According to the study update, what it called the "Charlie Sheen effect" had a big impact on HIV testing in the U.S., with sales of at-home testing nearly doubling the week of his announcement.
Researchers from the University of Southern California and the University of California at San Diego, among other institutions, published their findings today in the medical journal Prevention Science. The study was a follow-up to one published last year, which documented a surge in people searching for information on HIV and AIDS.
"Our strategy allowed us to provide a real-world estimation of the Charlie Sheen effect on HIV prevention and contrast that effect with our past formative assessment using Internet searches," study co-author Eric Leas, a research associate in the San Diego State University–UCSD doctoral program in public health, said in statement today.
The HIV test sales continued to be above normal over the next four weeks, fluctuating from approximately 20 percent to 60 percent above the previous level.

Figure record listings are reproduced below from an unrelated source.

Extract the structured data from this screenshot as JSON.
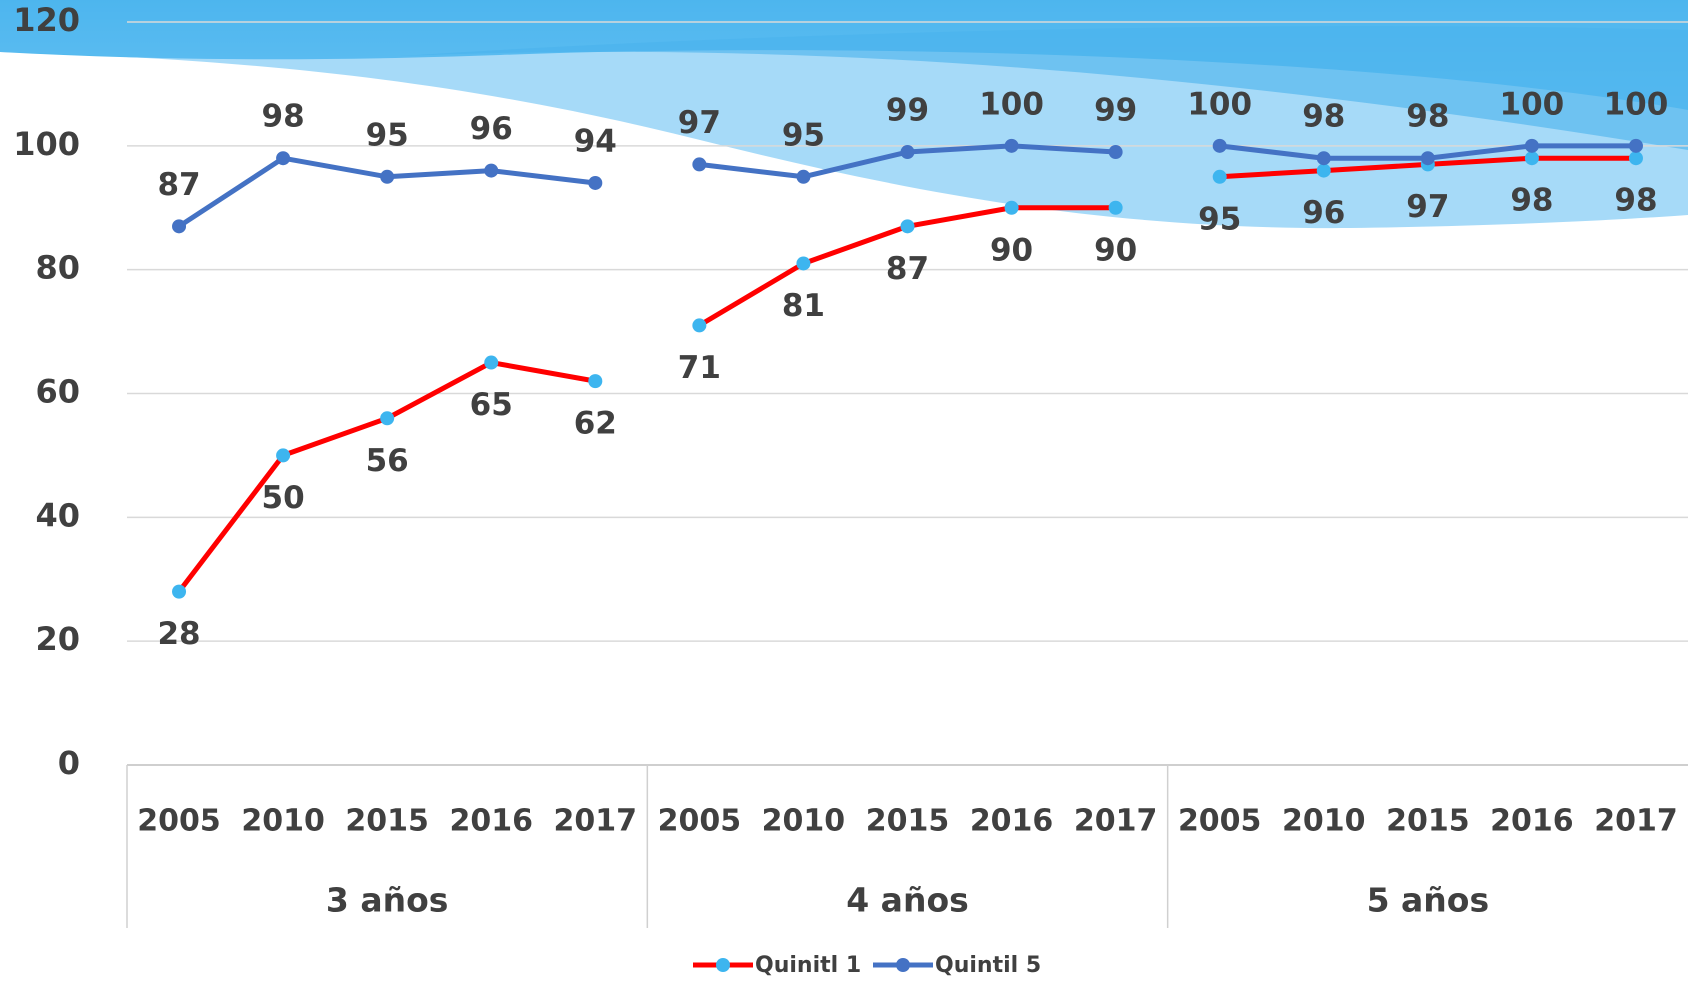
{
  "chart_data": {
    "type": "line",
    "groups": [
      "3 años",
      "4 años",
      "5 años"
    ],
    "categories": [
      "2005",
      "2010",
      "2015",
      "2016",
      "2017",
      "2005",
      "2010",
      "2015",
      "2016",
      "2017",
      "2005",
      "2010",
      "2015",
      "2016",
      "2017"
    ],
    "series": [
      {
        "name": "Quinitl 1",
        "color": "#ff0000",
        "marker_color": "#3db5ef",
        "values": [
          28,
          50,
          56,
          65,
          62,
          71,
          81,
          87,
          90,
          90,
          95,
          96,
          97,
          98,
          98
        ]
      },
      {
        "name": "Quintil 5",
        "color": "#4472c4",
        "marker_color": "#4472c4",
        "values": [
          87,
          98,
          95,
          96,
          94,
          97,
          95,
          99,
          100,
          99,
          100,
          98,
          98,
          100,
          100
        ]
      }
    ],
    "ylim": [
      0,
      120
    ],
    "yticks": [
      0,
      20,
      40,
      60,
      80,
      100,
      120
    ],
    "grid": true,
    "legend": "bottom"
  }
}
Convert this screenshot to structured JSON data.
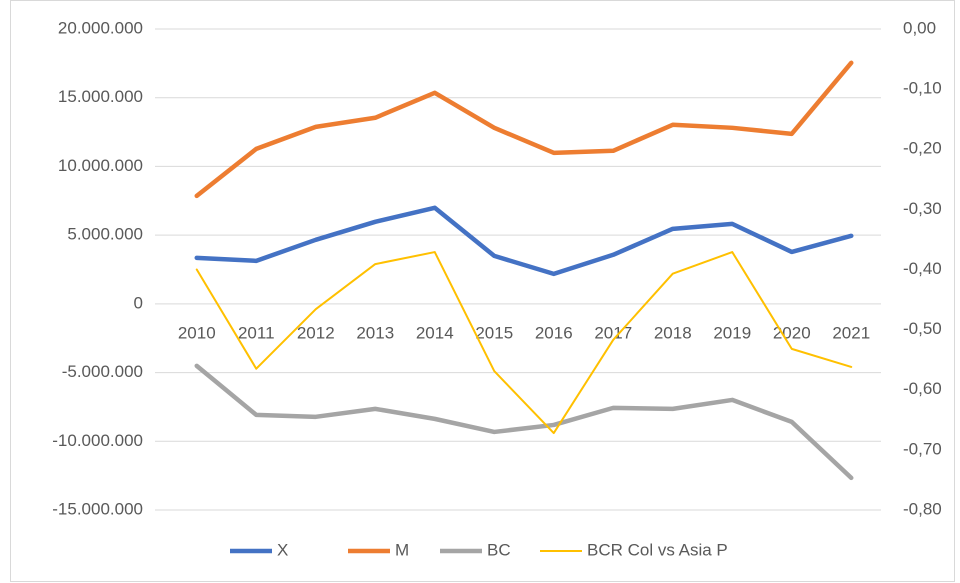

Surprisingly, researchers found that these numbers far surpassed the sales uptick after World AIDS Day. Despite widespread attention to encourage people to get tested or be HIV aware through the World AIDS Day campaign, they found that sales increased just 31 percent but that rates returned to normal the next week.
Testing is key to combating HIV, since symptoms of infection often do not appear for years. According to the CDC, 1 in 8 of those infected in the U.S. is not aware of having the virus.
John Ayers, a behavioral scientist at SDSU, said the study could help public health officials better engage with people.
"We can make public health more connected to the public it serves," he told ABC News. According to him, the public health system is top-down, and informational messages come mainly from experts. "We forgot to listen to the public, and this is what the public is engaging on."
Ayers and his team also looked at how search terms on Google trends were associated with increased sales and found they could predict sales within a somewhat small margin of error.
"We can discover when events are occurring, measure their impact and work to grow their impact," he said. "That's what public health can become."
The case shows it is key for public health officials to take advantage of these public announcements, according to Dr. Barron Lerner, a professor of medicine and population health at NYU Langone Medical Center.
"People look down at celebrities and feel that the information that's being generated is not useful to regular people," Lerner said. "But it reminds us that, regardless of who the person is, it will at least generate interest."
Ayers had a similar take. "It's an empowering message. The truth is that you can make a difference by just speaking out on something," he said. "We all hear talk is cheap. That's not true."
Lerner said that Sheen's talking about his high-risk sexual practices may have also helped educate people about risks surrounding HIV, which is primarily spread through sexual contact and intravenous drug use. Additionally, Lerner said, more people getting tested for HIV is "a good thing, regardless of who he is."
Dr. Crystal Tan contributed to this article. She is an anesthesiology resident at Massachusetts General Hospital and part of the ABC News medical unit.